Why this matters now
Most AI teaching fragments theory and tooling. This curriculum's core insight is that engineers learn fastest when they build the primitives themselves: derive the math, implement a minimal version, then run the same thing with production libraries. That loop turns shallow API consumption into engineering skill.
What Sets It Apart
- Explicit learning spine: 20 ordered phases (math → agents → production) so later topics never feel like disconnected tricks — you can skip lower phases if already proficient but the syllabus is designed to stack knowledge.
- Artifact-first lessons: each of the 435 lessons produces a reusable deliverable (prompt, SKILL.md, agent, MCP server) you can drop into real workflows instead of checklist exercises.
- Multi-language and production-aware: parallel implementations and production-focused chapters (inference, quantization, MCP, observability, deployment) make it useful for practitioners, not just researchers.

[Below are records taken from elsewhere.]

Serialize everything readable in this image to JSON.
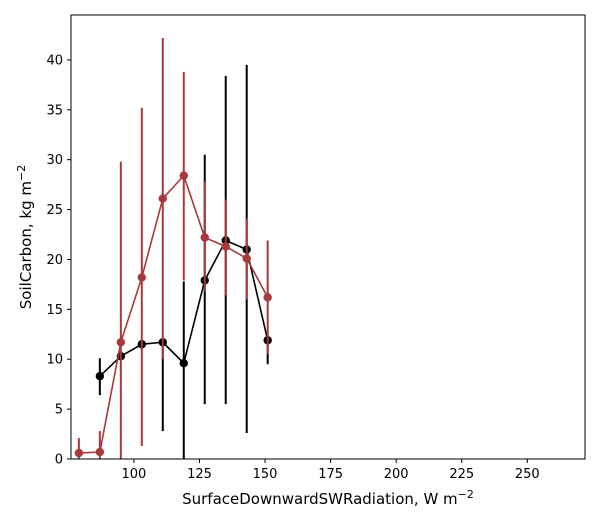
{
  "chart_data": {
    "type": "line",
    "xlabel": "SurfaceDownwardSWRadiation,",
    "xlabel_unit": "W m",
    "xlabel_exp": "−2",
    "ylabel": "SoilCarbon,",
    "ylabel_unit": "kg m",
    "ylabel_exp": "−2",
    "xlim": [
      76,
      272
    ],
    "ylim": [
      0,
      44.5
    ],
    "xticks": [
      100,
      125,
      150,
      175,
      200,
      225,
      250
    ],
    "yticks": [
      0,
      5,
      10,
      15,
      20,
      25,
      30,
      35,
      40
    ],
    "grid": false,
    "series": [
      {
        "color": "#000000",
        "x": [
          87,
          95,
          103,
          111,
          119,
          127,
          135,
          143,
          151
        ],
        "y": [
          8.3,
          10.3,
          11.5,
          11.7,
          9.6,
          17.9,
          21.9,
          21.0,
          11.9
        ],
        "err_low": [
          6.4,
          10.0,
          11.0,
          2.8,
          0.0,
          5.5,
          5.5,
          2.6,
          9.5
        ],
        "err_high": [
          10.1,
          10.6,
          11.9,
          11.8,
          17.8,
          30.5,
          38.4,
          39.5,
          12.4
        ]
      },
      {
        "color": "#a8383b",
        "x": [
          79,
          87,
          95,
          103,
          111,
          119,
          127,
          135,
          143,
          151
        ],
        "y": [
          0.6,
          0.7,
          11.7,
          18.2,
          26.1,
          28.4,
          22.2,
          21.3,
          20.1,
          16.2
        ],
        "err_low": [
          0.0,
          0.0,
          0.0,
          1.3,
          10.0,
          17.9,
          16.8,
          16.4,
          16.0,
          10.5
        ],
        "err_high": [
          2.1,
          2.8,
          29.8,
          35.2,
          42.2,
          38.8,
          27.8,
          26.0,
          24.1,
          21.9
        ]
      }
    ]
  }
}
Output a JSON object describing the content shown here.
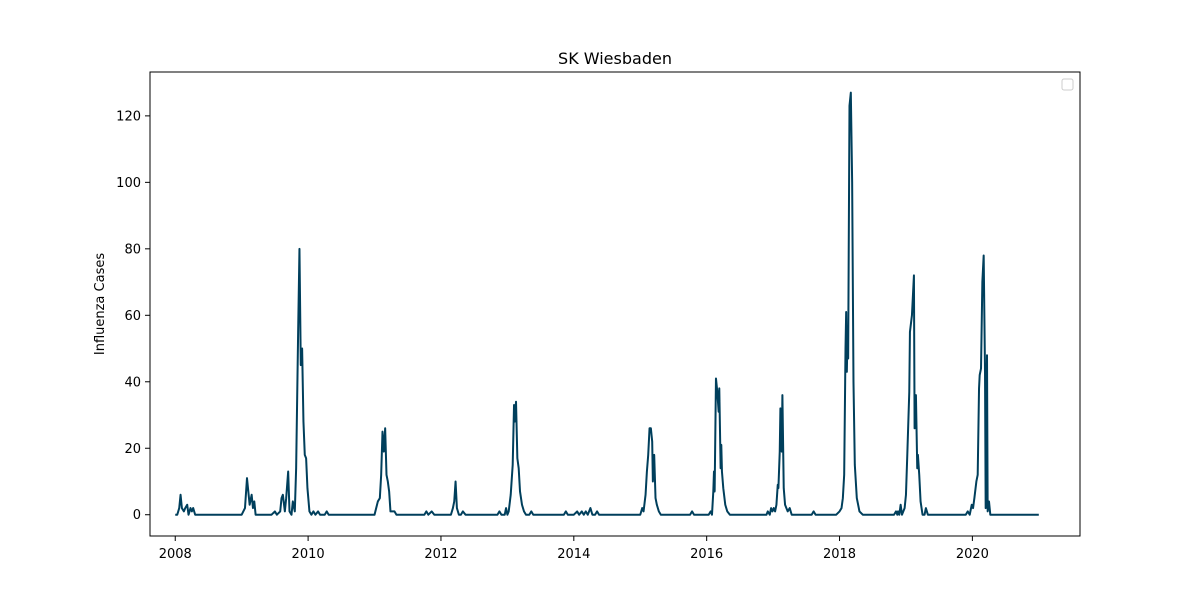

- Toolchain & installability: scripts to scaffold a workbench, install skills (SkillKit), and build a machine-readable catalog reduce friction for teams adopting the curriculum.
Who It's For & Tradeoffs
Great fit if you want a rigorous, engineer-first path to ship real AI systems — learners who prefer coding, math-first explanations, and end-to-end projects (capstones, agent workbenches). Look elsewhere if you need bite-sized video tutorials, purely conceptual surveys, or turnkey SaaS products; this repo expects time investment (hundreds of hours) and familiarity with coding tools.
Where It Fits
Use this as a learning spine for teams building internal AI competency, a university-style course that emphasizes implementable primitives, or as a source of reusable agent skills and production patterns for engineering teams.